South African legal case

Coutts v Jacobs is an important case in South African contract law, with especial resonance for trade usage in the area of implied terms.

== Facts ==
Coutts sent wool for sale to Jacobs, brokers of East London in the Eastern Cape, with the request that they should "do the best for me." Jacobs sold odd bales, but eventually Coutts caused the remainder of the wool to be removed from Jacobs and handed to other brokers for sale, paying a sum claimed by Jacobs as brokerage on the unsold portion subject to Coutts's right to recover same. Jacobs claimed the brokerage in virtue of a custom or trade usage, whereby, if wool is removed from one broker to another by the owner, the first broker is entitled to a charge on the transfer equal to the amount of commission which would be earned on the price offered or reserved. It was shown that the custom had been observed in East London and other ports for many years, but that recently one broker had not made the charge for eighteen months.

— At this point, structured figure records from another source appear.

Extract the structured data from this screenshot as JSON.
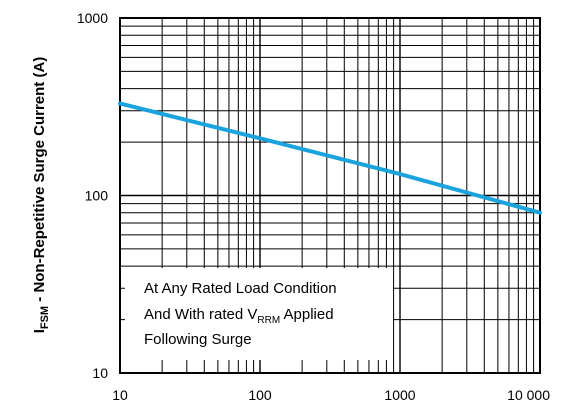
{
  "chart_data": {
    "type": "line",
    "x_scale": "log",
    "y_scale": "log",
    "xlim": [
      10,
      10000
    ],
    "ylim": [
      10,
      1000
    ],
    "grid": true,
    "xticks": [
      "10",
      "100",
      "1000",
      "10 000"
    ],
    "yticks": [
      "10",
      "100",
      "1000"
    ],
    "ylabel": {
      "main": "I",
      "sub": "FSM",
      "rest": " - Non-Repetitive Surge Current (A)"
    },
    "xlabel": "",
    "title": "",
    "annotation": {
      "line1": "At Any Rated Load Condition",
      "line2_prefix": "And With rated V",
      "line2_sub": "RRM",
      "line2_suffix": " Applied",
      "line3": "Following Surge"
    },
    "series": [
      {
        "color": "#1aa3dc",
        "points": [
          {
            "x": 10,
            "y": 330
          },
          {
            "x": 100,
            "y": 210
          },
          {
            "x": 1000,
            "y": 132
          },
          {
            "x": 10000,
            "y": 80
          }
        ]
      }
    ]
  }
}
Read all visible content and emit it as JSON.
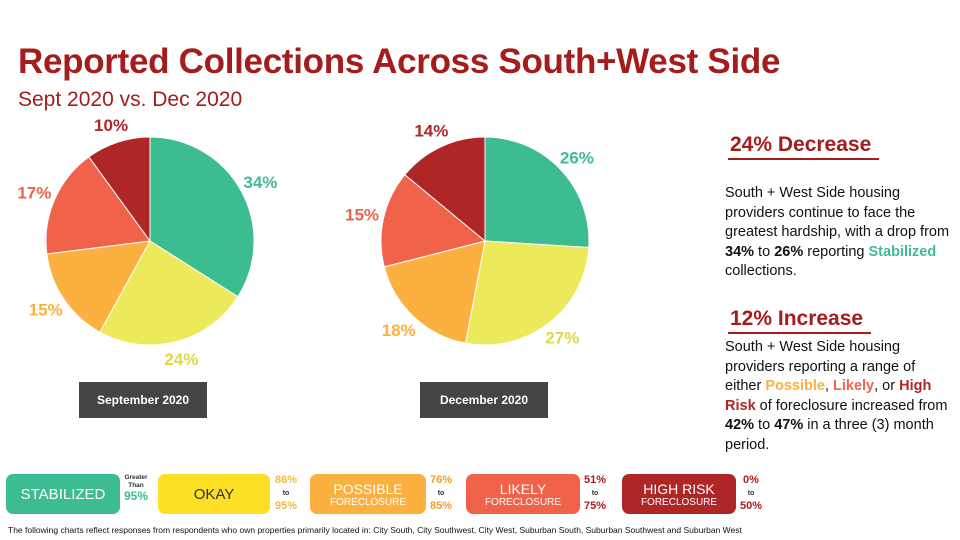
{
  "title": "Reported Collections Across South+West Side",
  "subtitle": "Sept 2020 vs. Dec 2020",
  "colors": {
    "stabilized": "#3dbd8f",
    "okay": "#ece95a",
    "possible": "#fbb040",
    "likely": "#f0634a",
    "high_risk": "#ae2626",
    "accent": "#a51c1c"
  },
  "chart_data": [
    {
      "type": "pie",
      "title": "September 2020",
      "categories": [
        "Stabilized",
        "Okay",
        "Possible Foreclosure",
        "Likely Foreclosure",
        "High Risk Foreclosure"
      ],
      "values": [
        34,
        24,
        15,
        17,
        10
      ],
      "labels": [
        "34%",
        "24%",
        "15%",
        "17%",
        "10%"
      ]
    },
    {
      "type": "pie",
      "title": "December 2020",
      "categories": [
        "Stabilized",
        "Okay",
        "Possible Foreclosure",
        "Likely Foreclosure",
        "High Risk Foreclosure"
      ],
      "values": [
        26,
        27,
        18,
        15,
        14
      ],
      "labels": [
        "26%",
        "27%",
        "18%",
        "15%",
        "14%"
      ]
    }
  ],
  "side": {
    "decrease_head": "24% Decrease",
    "p1": [
      "South + West Side housing providers continue to face the greatest hardship, with a drop from ",
      "34%",
      " to ",
      "26%",
      " reporting ",
      "Stabilized",
      " collections."
    ],
    "increase_head": "12% Increase",
    "p2": [
      "South + West Side housing providers reporting a range of either ",
      "Possible",
      ", ",
      "Likely",
      ", or ",
      "High Risk",
      " of foreclosure increased from ",
      "42%",
      " to ",
      "47%",
      " in a three (3) month period."
    ]
  },
  "legend": [
    {
      "l1": "STABILIZED",
      "l2": "",
      "r1": "Greater",
      "r2": "Than",
      "r3": "95%"
    },
    {
      "l1": "OKAY",
      "l2": "",
      "r1": "86%",
      "r2": "to",
      "r3": "95%"
    },
    {
      "l1": "POSSIBLE",
      "l2": "FORECLOSURE",
      "r1": "76%",
      "r2": "to",
      "r3": "85%"
    },
    {
      "l1": "LIKELY",
      "l2": "FORECLOSURE",
      "r1": "51%",
      "r2": "to",
      "r3": "75%"
    },
    {
      "l1": "HIGH RISK",
      "l2": "FORECLOSURE",
      "r1": "0%",
      "r2": "to",
      "r3": "50%"
    }
  ],
  "footnote": "The following charts reflect responses from respondents who own properties primarily located in: City South, City Southwest, City West, Suburban South, Suburban Southwest and Suburban West"
}
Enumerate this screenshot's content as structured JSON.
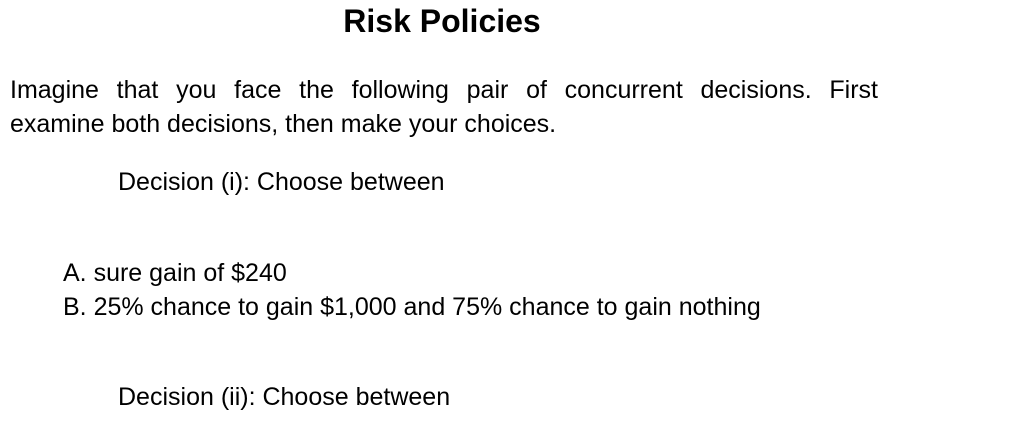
{
  "title": "Risk Policies",
  "intro": {
    "line1": "Imagine that you face the following pair of concurrent decisions. First",
    "line2": "examine both decisions, then make your choices."
  },
  "decision1": {
    "heading": "Decision (i): Choose between",
    "options": [
      "A. sure gain of $240",
      "B. 25% chance to gain $1,000 and 75% chance to gain nothing"
    ]
  },
  "decision2": {
    "heading": "Decision (ii): Choose between"
  }
}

It was not shown, however, that plaintiff knew of the custom.

== Judgment ==
The court held, on appeal, that the law of South Africa is not less favourable to a person relying upon a trade usage than the law of England, there being no difference between the two systems on this point. The custom or trade usage in question was found to be certain and reasonable. In the circumstances, in sending his wool to be disposed of by Jacobs, Coutts must be taken to have bound himself to have entrusted the wool to be dealt with by Jacobs in accordance with the usage of brokers in East London. The court held, furthermore, that the fact that one broker in East London had not observed the custom did not destroy the custom's validity.